Furthermore, fiber tractography, which offers a pathway-specific investigation remote from distally located lesions, is sensitive enough to detect a secondary alteration of the CST in terms of a “dying-back” axonopathy. Retrograd fiber degeneration or shrinking of cortical representations following peripheral lesions have been frequently demonstrated. However, the absence of such a DTI signature is again indicative for an intact supraspinal pathway in HirD patients. In summary, structural and functional CST integrity was normal, so that no evidence for a supraspinal CST involvement in HirD was detected.
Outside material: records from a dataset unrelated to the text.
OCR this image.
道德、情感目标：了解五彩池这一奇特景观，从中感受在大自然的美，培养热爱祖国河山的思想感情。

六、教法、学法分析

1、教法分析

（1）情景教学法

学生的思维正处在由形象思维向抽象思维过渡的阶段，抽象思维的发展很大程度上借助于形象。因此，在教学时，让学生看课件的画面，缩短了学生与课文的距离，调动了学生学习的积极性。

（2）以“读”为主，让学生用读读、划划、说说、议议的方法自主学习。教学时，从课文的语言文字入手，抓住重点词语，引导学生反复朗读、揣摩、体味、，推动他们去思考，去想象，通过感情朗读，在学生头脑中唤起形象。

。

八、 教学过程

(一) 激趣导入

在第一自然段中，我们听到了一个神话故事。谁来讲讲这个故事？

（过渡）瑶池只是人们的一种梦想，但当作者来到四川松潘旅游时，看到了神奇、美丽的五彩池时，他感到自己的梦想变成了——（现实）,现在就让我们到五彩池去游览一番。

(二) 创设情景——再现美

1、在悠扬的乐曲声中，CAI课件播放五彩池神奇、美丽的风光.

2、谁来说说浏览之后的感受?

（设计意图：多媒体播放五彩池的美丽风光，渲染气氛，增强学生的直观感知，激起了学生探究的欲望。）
The DTI fingerprint of the CST in HirD patients can be used to differentiate HirD from other motor neuron diseases. In particular, patients with amyotrophic lateral sclerosis typically have significant FA reductions (especially in the posterior limb of the internal capsule) and an increase of ADC along the CST [35]. Damage of CST fibers reflects upper motor neuron degeneration. However, in progressive muscular atrophy, which represents a phenotype of amyotrophic lateral sclerosis without upper motor neuron involvement, DTI was normal [36]. It is thus not suitable to distinguish progressive muscular atrophy from HirD. In line with our data suggesting that HirD is a restricted spinal motor neuron disease without pyramidal tract involvement conventional MRI studies have commonly reported atrophic changes in the anterior cervical cord [10], consistent with neuropathology findings showing a loss of anterior horn cells without significant gliosis in this area [37]. Additionally, hyperintense signal alterations on T2-weighted images have been demonstrated in the anterior horns in HirD patients [7, 38].

However, the actual development of motor neuron lesioning leading to a characteristic phenotype in HirD is unidentified. The distribution of muscle atrophy does not perfectly match microcirculatory disturbances in the anterior spinal artery territory, thus alternative explanations for the focal cervical poliomyelopathy have to be considered. Assuming cord compression as a possible underlying cause, the organization of motoneuron groups and motor columns within the human cervical cord has to be considered [39]. At the cervical level, the ventral horn consists of lateral and dorsolateral subcolumns that innervate the dorsal and ventral parts of the limbs. Within these subcolumns, grouped motoneurons, so-called motor pools, are connected to individual muscles [40]. Thus, selected motor pools might be particularly vulnerable to repeated or sustained cervical cord compression. A selective degeneration within the columnar organization could also be caused by an intrinsic motoneuron disease. For instance, columnar degeneration is a typical scenario in poliomyelitis [41] and has also been postulated in patients with benign monomelic amyotrophy of the lower limb [42].

In summary, combined structural and functional measures imply normal integrity of the supraspinal CST in HirD patients supporting the notion that HirD is a pure spinal motor neuron disorder.